Nanoemulsions Based on Biopolymers Loaded with Humic and Fulvic Acids Derived from Hydrothermally Treated Biomass ^†

Humic substances (HS) are complex systems widely spread in nature as a result of the humification process of biomass, although hardly quantifiable and understood. Various polyphenols are considered to be the main precursors of HS. HS are naturally synthetized in reactions involving hydrophilic, hydrophobic, ionic, and donor–acceptor intermolecular forces of different biomass-derived components, such as amino acids, carbohydrates, lignins, and pectines [1]. Humins, as macromolecular associations, and fulvic acids, as lower-molecular-weight compounds, present appealing properties that make them interesting for use in formulations with potential biostimulant effects for plants development [2].

Nanoemulsions were prepared by vigorously mixing on a magnetic plate a solution of 0.2% bacterial nanocellulose (BNC) previously obtained by purification and microfluidization [3], with 1% or 3% chitosan dissolved in 1% acetic acid, a 1% alginate solution, and a liquid phase containing humic and fulvic compounds obtained from un-catalyzed and catalyzed hydrothermal processes of lignocellulosic biomass.
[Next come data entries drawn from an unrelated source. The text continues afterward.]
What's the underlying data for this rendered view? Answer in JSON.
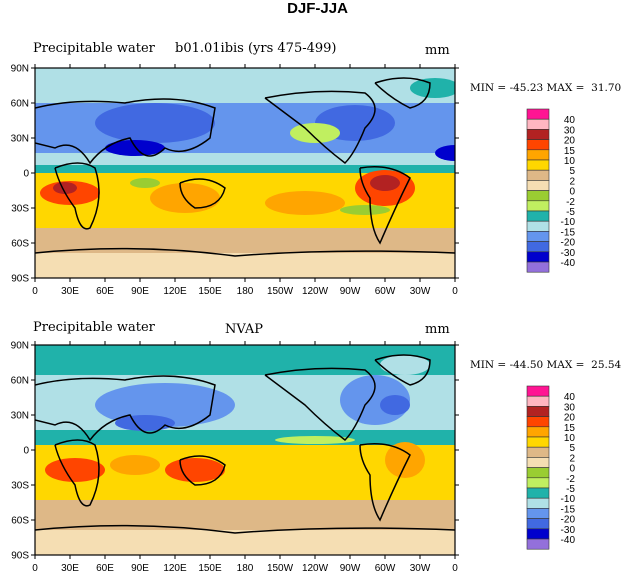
{
  "title": "DJF-JJA",
  "panels": [
    {
      "left_title": "Precipitable water",
      "center_title": "b01.01ibis (yrs 475-499)",
      "units": "mm",
      "min": "-45.23",
      "max": "31.70"
    },
    {
      "left_title": "Precipitable water",
      "center_title": "NVAP",
      "units": "mm",
      "min": "-44.50",
      "max": "25.54"
    }
  ],
  "minmax_labels": {
    "min": "MIN =",
    "max": "MAX ="
  },
  "lat_labels": [
    "90N",
    "60N",
    "30N",
    "0",
    "30S",
    "60S",
    "90S"
  ],
  "lon_labels": [
    "0",
    "30E",
    "60E",
    "90E",
    "120E",
    "150E",
    "180",
    "150W",
    "120W",
    "90W",
    "60W",
    "30W",
    "0"
  ],
  "colorbar": {
    "labels": [
      "40",
      "30",
      "20",
      "15",
      "10",
      "5",
      "2",
      "0",
      "-2",
      "-5",
      "-10",
      "-15",
      "-20",
      "-30",
      "-40"
    ],
    "colors": [
      "#ff1493",
      "#ffb6c1",
      "#b22222",
      "#ff4500",
      "#ffa500",
      "#ffd700",
      "#deb887",
      "#f5deb3",
      "#9acd32",
      "#c0ef60",
      "#20b2aa",
      "#b0e0e6",
      "#6495ed",
      "#4169e1",
      "#0000cd",
      "#9370db"
    ]
  }
}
For catalyzed hydrothermal conversion (HTC) process, a Cu–Pd–Ce/γAl₂O₃ catalyst was used. The samples, as well as the liquid phase from the HTC process, were characterized by means of XRD, TGA, FTIR, and HPLC–FLD-MS.

HPLC–FLD-MS analyses performed on the liquid phase from the hydrothermal process of lignocellulosic biomass evidenced the presence of valuable compounds like high-molecular-weight humic acids (300–600 Da) and fulvic compounds, as shown in Figure 1.
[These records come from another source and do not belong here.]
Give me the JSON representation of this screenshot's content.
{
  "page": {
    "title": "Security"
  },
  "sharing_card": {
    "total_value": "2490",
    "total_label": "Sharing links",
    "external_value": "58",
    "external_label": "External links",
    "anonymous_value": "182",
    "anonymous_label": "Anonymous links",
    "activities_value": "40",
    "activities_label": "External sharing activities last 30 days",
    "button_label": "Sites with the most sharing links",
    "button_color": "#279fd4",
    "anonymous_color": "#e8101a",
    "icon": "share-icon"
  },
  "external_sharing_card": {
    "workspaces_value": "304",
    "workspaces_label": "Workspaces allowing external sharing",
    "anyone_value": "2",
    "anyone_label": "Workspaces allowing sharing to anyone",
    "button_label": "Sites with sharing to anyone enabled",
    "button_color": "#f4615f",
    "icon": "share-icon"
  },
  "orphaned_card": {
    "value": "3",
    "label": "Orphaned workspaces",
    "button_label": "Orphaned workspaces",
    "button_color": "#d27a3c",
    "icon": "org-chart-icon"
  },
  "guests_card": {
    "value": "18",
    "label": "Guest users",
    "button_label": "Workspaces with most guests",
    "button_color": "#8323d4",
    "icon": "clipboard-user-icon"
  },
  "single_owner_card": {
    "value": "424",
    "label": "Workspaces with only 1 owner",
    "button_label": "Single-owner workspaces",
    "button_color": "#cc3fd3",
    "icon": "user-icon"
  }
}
The liquid phase resulting from the HTC process of lignocellulosic biomass (corn stalks) contained a huge number of organic compounds, including polyphenols, humic and fulvic acids, aldehydes, amino acids, and other small organic molecules with potential biostimulant properties for plant growth and protection against abiotic stress, such as drought and nutrients scarcity.